Effective Storytelling: 4 Ways to Get an Impact Story

In her continuing series, we welcome special guest, Stelter Editorial Director, Katie Parker.

Stories invite people to listen. Better yet, impact stories invite people to feel.

Unlike a donor story, which shares one person’s motivation for giving, an impact story expands to the universe of your work. An impact story proves out your mission and demonstrates the good that your organization is doing.

Securing impact stories requires a bit of discipline on your part. But the resulting bank of poignant quotes and voices is well worth the effort.

Here are four ways to start building your impact story reserve:

1. Put it in their job description.

Your frontline fundraisers, community leaders and on-the-ground personnel are likely exposed to the fruits of your nonprofit’s efforts. Ensure that this group knows your goals for collecting stories and how valuable their help is. Make it an expectation that they regularly ask the people impacted by your work to tell their story. Gather quotes and details; the final story doesn’t have to be hammered out until later.

Tip: Get some of the legal hang-ups—a signed waiver or a photo, for example—out of the way to make returning to the story easy.

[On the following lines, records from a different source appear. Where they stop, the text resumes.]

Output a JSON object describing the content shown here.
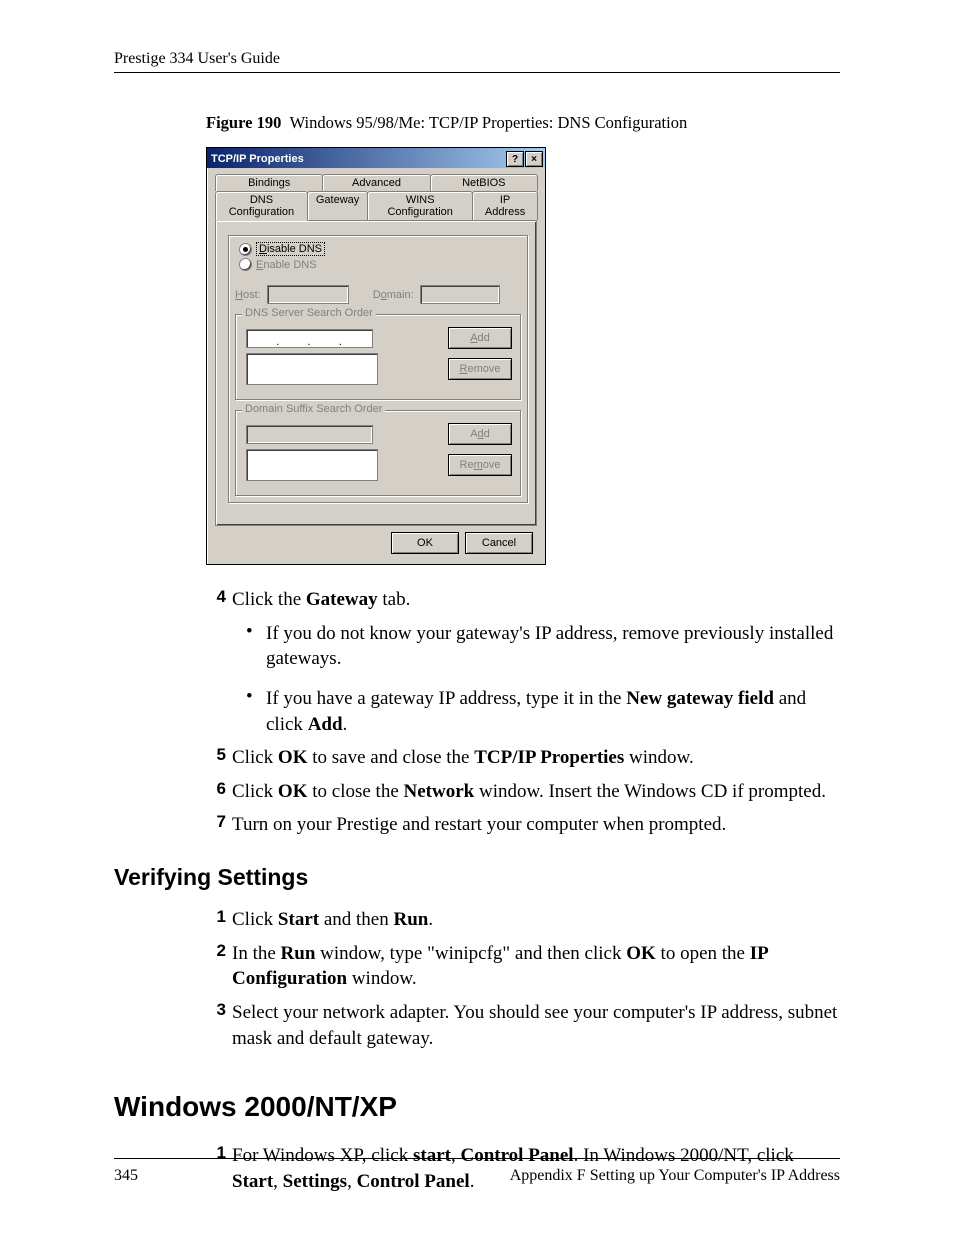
{
  "header": {
    "title": "Prestige 334 User's Guide"
  },
  "figure": {
    "label": "Figure 190",
    "caption": "Windows 95/98/Me: TCP/IP Properties: DNS Configuration"
  },
  "dialog": {
    "title": "TCP/IP Properties",
    "help_btn": "?",
    "close_btn": "×",
    "tabs_row1": [
      "Bindings",
      "Advanced",
      "NetBIOS"
    ],
    "tabs_row2": [
      "DNS Configuration",
      "Gateway",
      "WINS Configuration",
      "IP Address"
    ],
    "active_tab": "DNS Configuration",
    "radio_disable": "Disable DNS",
    "radio_enable": "Enable DNS",
    "host_label": "Host:",
    "domain_label": "Domain:",
    "dns_group": "DNS Server Search Order",
    "suffix_group": "Domain Suffix Search Order",
    "btn_add": "Add",
    "btn_remove": "Remove",
    "btn_ok": "OK",
    "btn_cancel": "Cancel"
  },
  "steps_a": {
    "4": {
      "pre": "Click the ",
      "bold": "Gateway",
      "post": " tab."
    },
    "bullets": [
      {
        "text": "If you do not know your gateway's IP address, remove previously installed gateways."
      },
      {
        "pre": "If you have a gateway IP address, type it in the ",
        "b1": "New gateway field",
        "mid": " and click ",
        "b2": "Add",
        "post": "."
      }
    ],
    "5": {
      "pre": "Click ",
      "b1": "OK",
      "mid": " to save and close the ",
      "b2": "TCP/IP Properties",
      "post": " window."
    },
    "6": {
      "pre": "Click ",
      "b1": "OK",
      "mid": " to close the ",
      "b2": "Network",
      "post": " window. Insert the Windows CD if prompted."
    },
    "7": {
      "text": "Turn on your Prestige and restart your computer when prompted."
    }
  },
  "section_verify": {
    "heading": "Verifying Settings",
    "1": {
      "pre": "Click ",
      "b1": "Start",
      "mid": " and then ",
      "b2": "Run",
      "post": "."
    },
    "2": {
      "pre": "In the ",
      "b1": "Run",
      "mid1": " window, type \"winipcfg\" and then click ",
      "b2": "OK",
      "mid2": " to open the ",
      "b3": "IP Configuration",
      "post": " window."
    },
    "3": {
      "text": "Select your network adapter. You should see your computer's IP address, subnet mask and default gateway."
    }
  },
  "section_win2k": {
    "heading": "Windows 2000/NT/XP",
    "1": {
      "pre": "For Windows XP, click ",
      "b1": "start",
      "mid1": ", ",
      "b2": "Control Panel",
      "mid2": ". In Windows 2000/NT, click ",
      "b3": "Start",
      "mid3": ", ",
      "b4": "Settings",
      "mid4": ", ",
      "b5": "Control Panel",
      "post": "."
    }
  },
  "footer": {
    "page": "345",
    "text": "Appendix F Setting up Your Computer's IP Address"
  }
}
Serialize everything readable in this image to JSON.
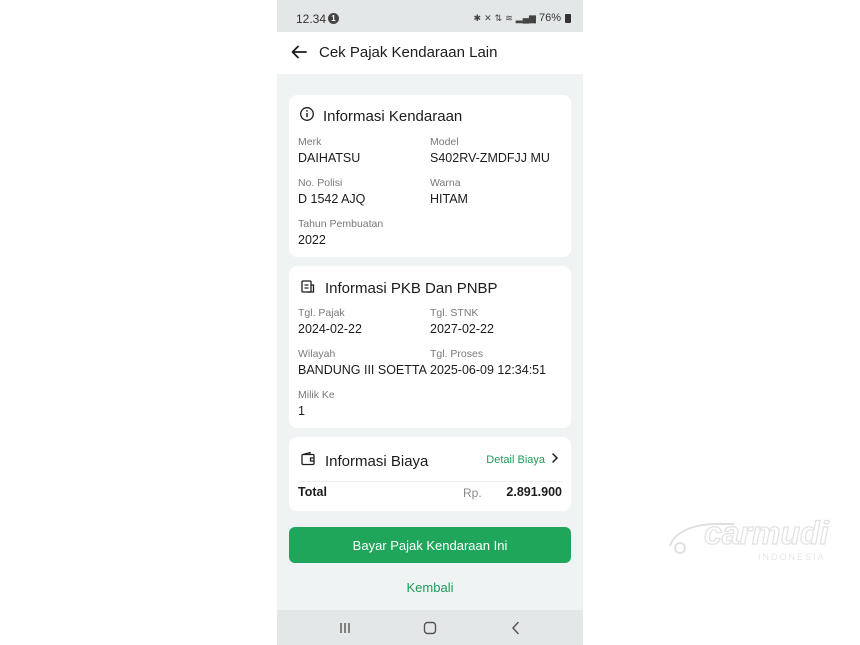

2. Make an ask on social media.

Do the people impacted by your work follow you on Facebook? Consider a post asking for a quote from them that could be shared in future publications.

Storytelling doesn’t have to be long-form. An impactful sentence or two can do the work just as effectively.

3. Reach out to your volunteers.

It’s important to share different voices as you tell your brand’s story. Volunteers see the work you’re doing and could offer good testimonials for the impact you’re making.

4. Repurpose!

Marketing is delivering the right content at the right time to the right person. Think you nail all three every time you publish a story?

Quick aside: For years I worked as an editor at Better Homes and Gardens. We had THE chocolate chip cookie recipe. This recipe ran in the flagship magazine twice; it was 22 places on the website (in Christmas cookie compilations, freezer-friendly recipe groups, “best of” lists and SEO pages, among others); it ran across one-off magazines a few times a year; and we re-promoted it on Pinterest and Instagram as interest peaked. Our readers found it at the time they were ready to bake in the context they were looking for.

Nonprofit impact stories deserve the same frequency. Run stories in different formats across your different mediums at different times. With content, repetition is critical.

Critical Success Factor!

Prepare a content management system for your incoming stories. A spot on the server, a Google doc, a Dropbox account…whatever makes sense for your organization. Assign codes to the stories and track the photos and waivers, along with the publication spots and response rates to add context to the content.

This upfront set up work could be handled by an intern or a volunteer. Just ensure that you create the internal discipline to keep it going.

Do you have any secrets to impact story-gathering success? We’d love to hear them!


4 thoughts on “Effective Storytelling: 4 Ways to Get an Impact Story

  1. Hi Katie, Thank you for this excellent post. I am wondering if you have a best practices for creating waivers and gathering stories specifically from mental health providers? We are reviewing our own procedures and are researching what other groups do. Would love to hear the expertise from Stelter. Thank you for your consideration. Greetings to Bev Hutney!

    1. Thanks, Terri, it’s so meaningful to hear specific hurdles in the industry. I hope fellow planned giving professionals weigh in on their experiences in this post. Anecdotes we’ve heard include:
      1. Ensuring that the waiver forms are in-hand during consultations so that they don’t have to be revisited at a later time.
      2. Having an example impact one-sheet on-hand so that the participant can see the end goal.
      3. Offering anonymity if preferred.